Technology is ubiquitous and ever changing, creating opportunities in education for teachers and students to become creators, as well as inquisitive problems finders and solvers. We have the ability to communicate and collaborate globally; no limits existing on the amount of information we can discover with the swipe of a finger. Still, the primary goal of educational institutions is learning—for both students and teachers.
Fullan points to “two fundamentally different mindsets: fixed and growth” from Carol Dweck’s Mindset: The New Psychology of Success. Those with fixed mindsets believe that acumen and ability are ingrained within a person and cannot be changed. Accordingly, failure is understood as inferior intellect—thus new learning is never pursued because of the risk involved. On the other hand, the growth mindset involves progress over time and the perpetual pursuit of knowledge and wisdom—failure is often embraced with this type of learning orientation.
A common challenge with leadership is the inability to be wrong, or even admit mistakes—it is this type of fixed mindset that impedes change. While the fixed mindset is an unsustainable mental model, Fullan suggests, “the good news is that a growth mindset can be cultivated.” The fixed mindset results in a model of education based on the industrial age where classrooms are teacher centered, focusing on instruction rather than student learning. Ultimately we are preparing our students for a world that will not exist when they exit school.

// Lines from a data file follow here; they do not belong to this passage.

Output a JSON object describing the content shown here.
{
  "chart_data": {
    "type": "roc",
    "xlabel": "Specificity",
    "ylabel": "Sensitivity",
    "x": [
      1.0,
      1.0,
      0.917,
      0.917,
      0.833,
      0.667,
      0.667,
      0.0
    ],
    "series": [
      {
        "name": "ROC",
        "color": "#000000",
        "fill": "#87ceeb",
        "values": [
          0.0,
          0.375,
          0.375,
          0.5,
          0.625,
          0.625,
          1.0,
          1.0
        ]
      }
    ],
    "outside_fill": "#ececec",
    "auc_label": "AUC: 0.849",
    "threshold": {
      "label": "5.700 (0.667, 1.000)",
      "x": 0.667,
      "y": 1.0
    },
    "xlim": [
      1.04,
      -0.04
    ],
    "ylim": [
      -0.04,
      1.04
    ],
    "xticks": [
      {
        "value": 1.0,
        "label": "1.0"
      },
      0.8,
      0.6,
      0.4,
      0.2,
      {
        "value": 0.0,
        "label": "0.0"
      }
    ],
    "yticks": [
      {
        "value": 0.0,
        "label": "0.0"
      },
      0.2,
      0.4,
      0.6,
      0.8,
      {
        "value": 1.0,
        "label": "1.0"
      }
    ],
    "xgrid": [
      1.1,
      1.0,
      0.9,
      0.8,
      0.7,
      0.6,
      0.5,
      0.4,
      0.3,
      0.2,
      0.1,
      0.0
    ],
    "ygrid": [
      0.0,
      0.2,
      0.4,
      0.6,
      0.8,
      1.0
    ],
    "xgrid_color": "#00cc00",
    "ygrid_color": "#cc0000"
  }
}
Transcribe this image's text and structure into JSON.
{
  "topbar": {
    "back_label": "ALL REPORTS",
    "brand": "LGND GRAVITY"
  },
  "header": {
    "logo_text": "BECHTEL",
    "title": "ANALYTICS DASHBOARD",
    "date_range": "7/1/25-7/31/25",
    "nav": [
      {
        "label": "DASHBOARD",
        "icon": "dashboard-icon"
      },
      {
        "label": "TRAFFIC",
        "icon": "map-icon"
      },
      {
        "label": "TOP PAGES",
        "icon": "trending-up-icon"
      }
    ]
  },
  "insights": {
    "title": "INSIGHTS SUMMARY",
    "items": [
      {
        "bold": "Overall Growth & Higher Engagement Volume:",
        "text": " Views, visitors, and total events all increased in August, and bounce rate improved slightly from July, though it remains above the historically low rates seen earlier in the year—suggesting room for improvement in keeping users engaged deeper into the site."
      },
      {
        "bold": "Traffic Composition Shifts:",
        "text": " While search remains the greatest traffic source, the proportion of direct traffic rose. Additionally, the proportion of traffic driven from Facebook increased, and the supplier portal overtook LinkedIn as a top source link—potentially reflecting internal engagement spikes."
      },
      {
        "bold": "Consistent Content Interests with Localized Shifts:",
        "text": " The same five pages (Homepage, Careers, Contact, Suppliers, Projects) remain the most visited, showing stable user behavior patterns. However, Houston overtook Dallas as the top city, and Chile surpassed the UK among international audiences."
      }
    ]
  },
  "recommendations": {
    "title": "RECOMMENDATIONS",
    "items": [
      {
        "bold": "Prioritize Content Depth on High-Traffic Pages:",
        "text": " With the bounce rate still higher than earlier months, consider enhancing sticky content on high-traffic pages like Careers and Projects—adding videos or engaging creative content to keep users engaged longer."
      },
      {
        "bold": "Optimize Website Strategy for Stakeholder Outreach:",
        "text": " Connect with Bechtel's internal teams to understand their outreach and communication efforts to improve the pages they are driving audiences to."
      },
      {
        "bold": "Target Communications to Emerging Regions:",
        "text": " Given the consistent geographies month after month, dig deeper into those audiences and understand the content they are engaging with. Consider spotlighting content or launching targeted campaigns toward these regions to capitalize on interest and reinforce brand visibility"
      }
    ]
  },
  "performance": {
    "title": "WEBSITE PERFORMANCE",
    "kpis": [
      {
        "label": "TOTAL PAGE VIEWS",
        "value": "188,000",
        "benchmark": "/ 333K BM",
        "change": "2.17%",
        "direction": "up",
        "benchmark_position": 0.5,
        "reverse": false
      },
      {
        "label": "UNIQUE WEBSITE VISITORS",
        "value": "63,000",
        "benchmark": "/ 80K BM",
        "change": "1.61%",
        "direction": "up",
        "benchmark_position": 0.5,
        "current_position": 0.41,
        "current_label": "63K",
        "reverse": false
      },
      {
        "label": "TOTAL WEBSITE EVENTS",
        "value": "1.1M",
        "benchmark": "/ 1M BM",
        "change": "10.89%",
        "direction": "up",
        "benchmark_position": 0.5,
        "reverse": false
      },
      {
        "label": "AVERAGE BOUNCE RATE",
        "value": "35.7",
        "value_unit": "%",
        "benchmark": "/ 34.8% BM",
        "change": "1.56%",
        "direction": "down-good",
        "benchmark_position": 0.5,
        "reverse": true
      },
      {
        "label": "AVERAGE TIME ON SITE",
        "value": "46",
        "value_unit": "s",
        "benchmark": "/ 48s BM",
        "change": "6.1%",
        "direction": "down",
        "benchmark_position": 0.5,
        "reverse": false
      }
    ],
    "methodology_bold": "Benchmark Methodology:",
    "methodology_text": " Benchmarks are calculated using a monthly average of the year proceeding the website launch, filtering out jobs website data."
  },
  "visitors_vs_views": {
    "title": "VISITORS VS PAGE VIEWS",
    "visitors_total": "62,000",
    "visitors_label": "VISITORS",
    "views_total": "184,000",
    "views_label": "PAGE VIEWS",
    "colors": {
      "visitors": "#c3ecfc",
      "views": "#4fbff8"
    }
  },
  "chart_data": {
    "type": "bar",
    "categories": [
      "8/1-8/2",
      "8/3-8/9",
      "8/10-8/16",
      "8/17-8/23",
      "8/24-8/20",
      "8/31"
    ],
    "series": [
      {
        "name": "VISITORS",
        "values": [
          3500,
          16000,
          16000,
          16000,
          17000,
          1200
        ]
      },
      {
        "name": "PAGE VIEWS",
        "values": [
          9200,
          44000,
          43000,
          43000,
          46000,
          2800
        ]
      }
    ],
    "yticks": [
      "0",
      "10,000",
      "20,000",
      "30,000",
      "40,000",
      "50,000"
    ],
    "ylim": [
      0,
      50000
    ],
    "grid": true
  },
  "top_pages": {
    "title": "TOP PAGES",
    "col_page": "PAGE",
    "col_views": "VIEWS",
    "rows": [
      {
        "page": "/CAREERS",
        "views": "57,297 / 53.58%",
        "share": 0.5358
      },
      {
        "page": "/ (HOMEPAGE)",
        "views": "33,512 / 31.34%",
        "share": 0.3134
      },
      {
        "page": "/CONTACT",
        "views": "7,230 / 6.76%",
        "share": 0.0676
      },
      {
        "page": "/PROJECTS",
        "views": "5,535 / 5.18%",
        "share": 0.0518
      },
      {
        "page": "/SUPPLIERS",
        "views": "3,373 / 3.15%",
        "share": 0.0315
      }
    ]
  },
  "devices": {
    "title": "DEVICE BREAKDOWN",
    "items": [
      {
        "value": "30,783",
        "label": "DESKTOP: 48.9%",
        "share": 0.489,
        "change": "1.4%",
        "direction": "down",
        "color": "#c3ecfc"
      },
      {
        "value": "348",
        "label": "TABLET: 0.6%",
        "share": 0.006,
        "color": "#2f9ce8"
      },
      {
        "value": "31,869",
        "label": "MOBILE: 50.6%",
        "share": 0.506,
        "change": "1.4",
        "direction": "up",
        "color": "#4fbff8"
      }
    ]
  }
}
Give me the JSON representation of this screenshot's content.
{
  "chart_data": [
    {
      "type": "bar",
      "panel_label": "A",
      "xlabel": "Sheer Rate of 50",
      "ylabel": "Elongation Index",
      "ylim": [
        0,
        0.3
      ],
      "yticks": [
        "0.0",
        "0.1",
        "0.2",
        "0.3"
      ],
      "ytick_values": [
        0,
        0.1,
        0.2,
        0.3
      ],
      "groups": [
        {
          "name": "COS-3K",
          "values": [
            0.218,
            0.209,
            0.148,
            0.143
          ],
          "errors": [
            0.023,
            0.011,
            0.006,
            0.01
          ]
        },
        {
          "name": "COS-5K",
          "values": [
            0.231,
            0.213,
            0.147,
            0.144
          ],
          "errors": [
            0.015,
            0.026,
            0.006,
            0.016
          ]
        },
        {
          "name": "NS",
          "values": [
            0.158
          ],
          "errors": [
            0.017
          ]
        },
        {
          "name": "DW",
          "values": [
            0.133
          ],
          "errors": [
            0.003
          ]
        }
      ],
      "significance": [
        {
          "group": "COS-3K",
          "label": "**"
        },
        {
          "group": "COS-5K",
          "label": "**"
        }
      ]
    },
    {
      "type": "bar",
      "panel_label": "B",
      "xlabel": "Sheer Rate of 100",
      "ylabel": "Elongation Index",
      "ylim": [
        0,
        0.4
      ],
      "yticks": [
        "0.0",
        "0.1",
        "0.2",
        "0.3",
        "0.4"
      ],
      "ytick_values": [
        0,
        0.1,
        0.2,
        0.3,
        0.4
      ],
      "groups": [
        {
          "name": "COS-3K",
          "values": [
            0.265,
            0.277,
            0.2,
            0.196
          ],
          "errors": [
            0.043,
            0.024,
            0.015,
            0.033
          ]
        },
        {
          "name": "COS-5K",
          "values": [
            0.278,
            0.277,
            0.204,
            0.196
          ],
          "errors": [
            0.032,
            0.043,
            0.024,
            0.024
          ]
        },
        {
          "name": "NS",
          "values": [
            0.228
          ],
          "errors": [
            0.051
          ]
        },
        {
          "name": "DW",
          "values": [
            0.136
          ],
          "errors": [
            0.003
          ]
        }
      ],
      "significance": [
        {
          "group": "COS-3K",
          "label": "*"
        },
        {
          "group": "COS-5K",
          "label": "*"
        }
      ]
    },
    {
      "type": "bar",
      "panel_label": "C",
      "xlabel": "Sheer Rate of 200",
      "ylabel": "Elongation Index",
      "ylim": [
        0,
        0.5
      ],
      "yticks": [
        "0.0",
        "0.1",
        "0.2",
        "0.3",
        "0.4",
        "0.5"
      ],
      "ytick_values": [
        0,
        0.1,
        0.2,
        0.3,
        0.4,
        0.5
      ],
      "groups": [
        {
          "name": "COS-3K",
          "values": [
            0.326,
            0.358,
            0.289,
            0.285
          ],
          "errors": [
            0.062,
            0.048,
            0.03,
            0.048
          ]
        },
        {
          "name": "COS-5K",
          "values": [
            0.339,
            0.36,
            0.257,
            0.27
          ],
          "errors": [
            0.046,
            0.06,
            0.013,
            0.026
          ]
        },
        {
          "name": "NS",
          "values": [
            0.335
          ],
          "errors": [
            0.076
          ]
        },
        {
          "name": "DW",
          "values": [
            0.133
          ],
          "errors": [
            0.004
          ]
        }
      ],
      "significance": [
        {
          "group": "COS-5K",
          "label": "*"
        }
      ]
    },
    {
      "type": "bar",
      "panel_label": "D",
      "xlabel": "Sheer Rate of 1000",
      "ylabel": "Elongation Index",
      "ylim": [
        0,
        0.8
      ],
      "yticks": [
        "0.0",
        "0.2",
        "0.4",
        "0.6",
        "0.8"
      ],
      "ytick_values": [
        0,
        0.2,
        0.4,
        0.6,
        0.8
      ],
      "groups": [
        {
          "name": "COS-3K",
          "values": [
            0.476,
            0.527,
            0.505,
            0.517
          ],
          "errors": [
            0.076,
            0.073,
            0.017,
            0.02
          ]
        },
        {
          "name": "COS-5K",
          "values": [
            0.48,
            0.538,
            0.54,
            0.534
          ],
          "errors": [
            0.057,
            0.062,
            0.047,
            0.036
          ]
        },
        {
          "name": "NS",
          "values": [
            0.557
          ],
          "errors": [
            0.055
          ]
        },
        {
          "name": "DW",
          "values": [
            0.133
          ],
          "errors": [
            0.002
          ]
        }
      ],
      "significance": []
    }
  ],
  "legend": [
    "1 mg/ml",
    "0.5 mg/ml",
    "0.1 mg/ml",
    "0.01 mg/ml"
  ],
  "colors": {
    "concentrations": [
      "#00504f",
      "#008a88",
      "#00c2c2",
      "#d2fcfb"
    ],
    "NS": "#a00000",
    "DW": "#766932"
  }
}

In light of uncertainty, chaos, and rapid change it is difficult to project exactly what skills students will need to possess when it is time to look for jobs. However, it is clear that change is required to shift away from educational system rooted in the antiquated industrial economy. A paradigm shift is required, prompting resolute school leaders develop cultures of collaboration and learning while nurturing new sets of skills to better prepare our students for the next ten, twenty, thirty years.
Dweck, C. (2006). Mindset: The new psychology of success. New York, NY: Ballantine Books.
Fullan, M. (2008). The six secrets of change: What the best leaders do to help their organizations survive and thrive. San Francicso, CA: Jossey-Bass.
Fullan, M. (2011). Change leader: Learning to do what matters most. San Francisco, CA: Jossey-Bass.